The following tools are recommended for collecting metrics:

API service metrics in Kubernetes

When monitoring API services in Kubernetes, consider the following key indicators, which help assess system performance and stability and detect potential issues:

  • Network indicators:

    • RPS (Requests Per Second) - the number of requests per second passing through Ingress or Service. It is important to collect metrics specifically from the Ingress controller, as it shows the total incoming traffic.

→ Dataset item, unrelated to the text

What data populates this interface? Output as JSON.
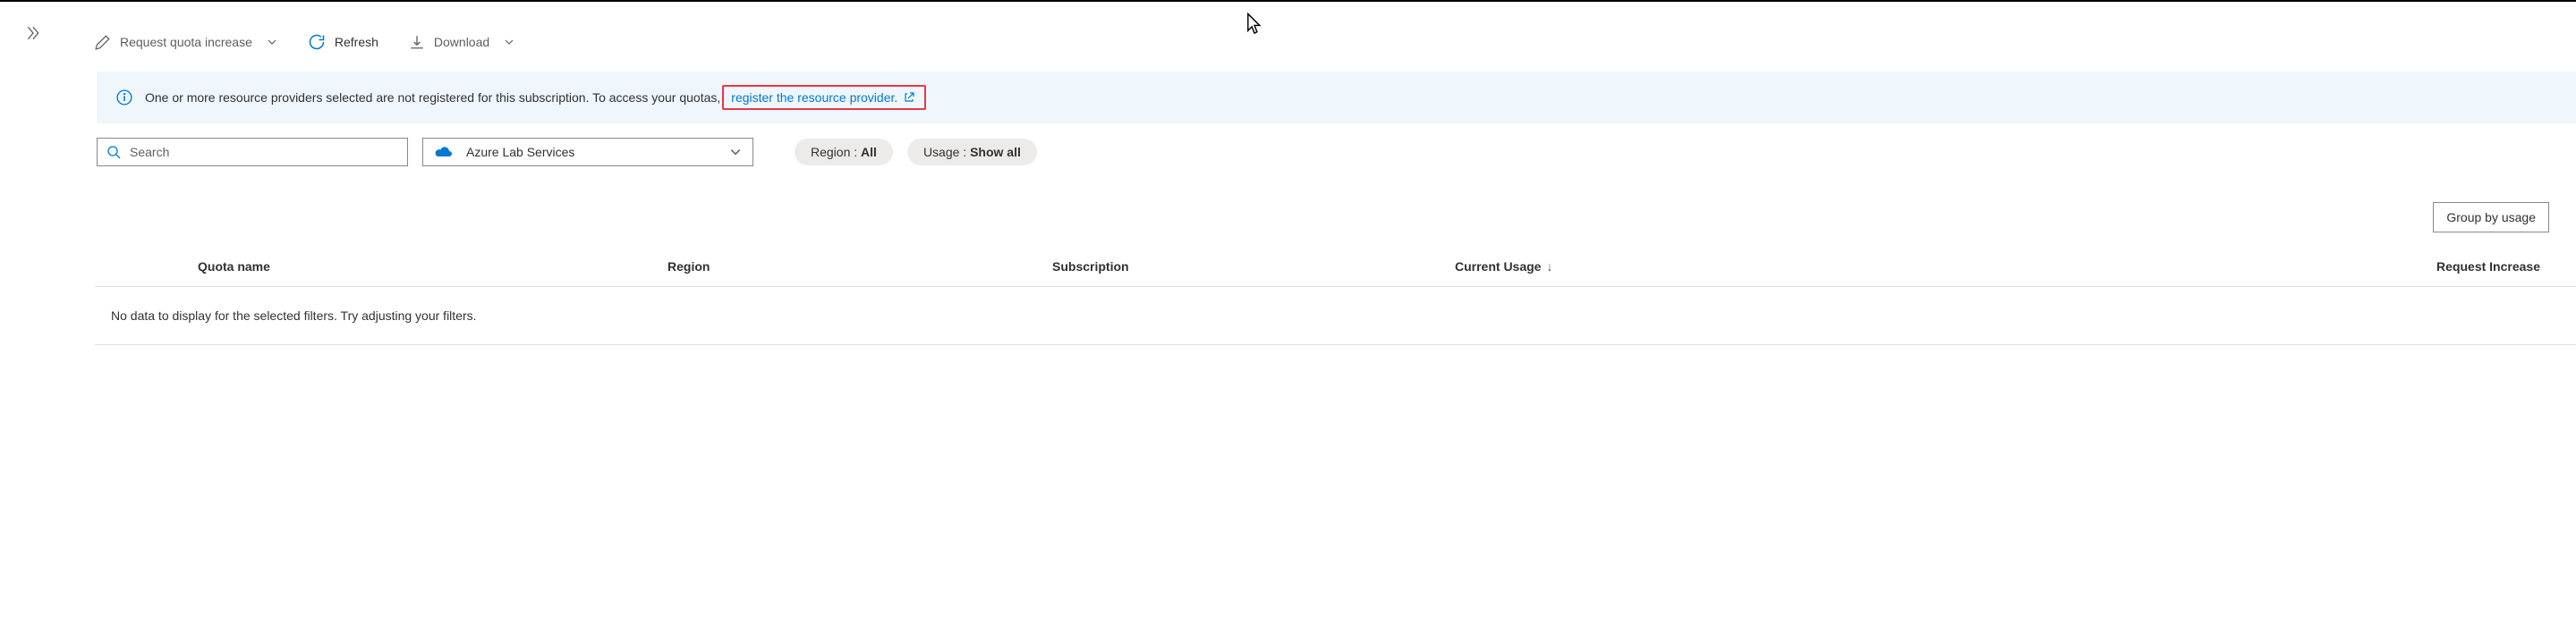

    • Latency - request processing latency:

      • p50 - median.
      • p90 - 90th percentile.
      • p99 - 99th percentile. It is important to monitor p99 growth, as it indicates the most critical delays.
    • HTTP response codes:

      • 2xx - successful requests.
      • 4xx - client errors. It is important to monitor increases in 429 errors (Too Many Requests).
      • 5xx - server errors. The number of these errors should be minimal.
  • Container resources (CPU and RAM):

    • CPU Usage (%) - actual CPU resource consumption by the container.
    • CPU Throttling - if the container exceeds CPU limits (limits.cpu), Kubernetes restricts its execution.
    • Memory Usage (RAM, MB/GB) - current memory usage.
    • OOMKills (Out of Memory Kills) - if the container exceeds the memory limit (limits.memory), Kubernetes may terminate it.
  • Node resources:

    • Total CPU and memory load on the node - if the node is overloaded, pods may experience issues.
    • Disk utilization - disk space usage and disk performance (IOPS, read/write speed).
  • Network errors and connection errors:

    • Connection Errors - errors in connections between services (e.g., Connection reset, Timeout).
    • DNS Latency & Failures - delays and errors in DNS requests (CoreDNS).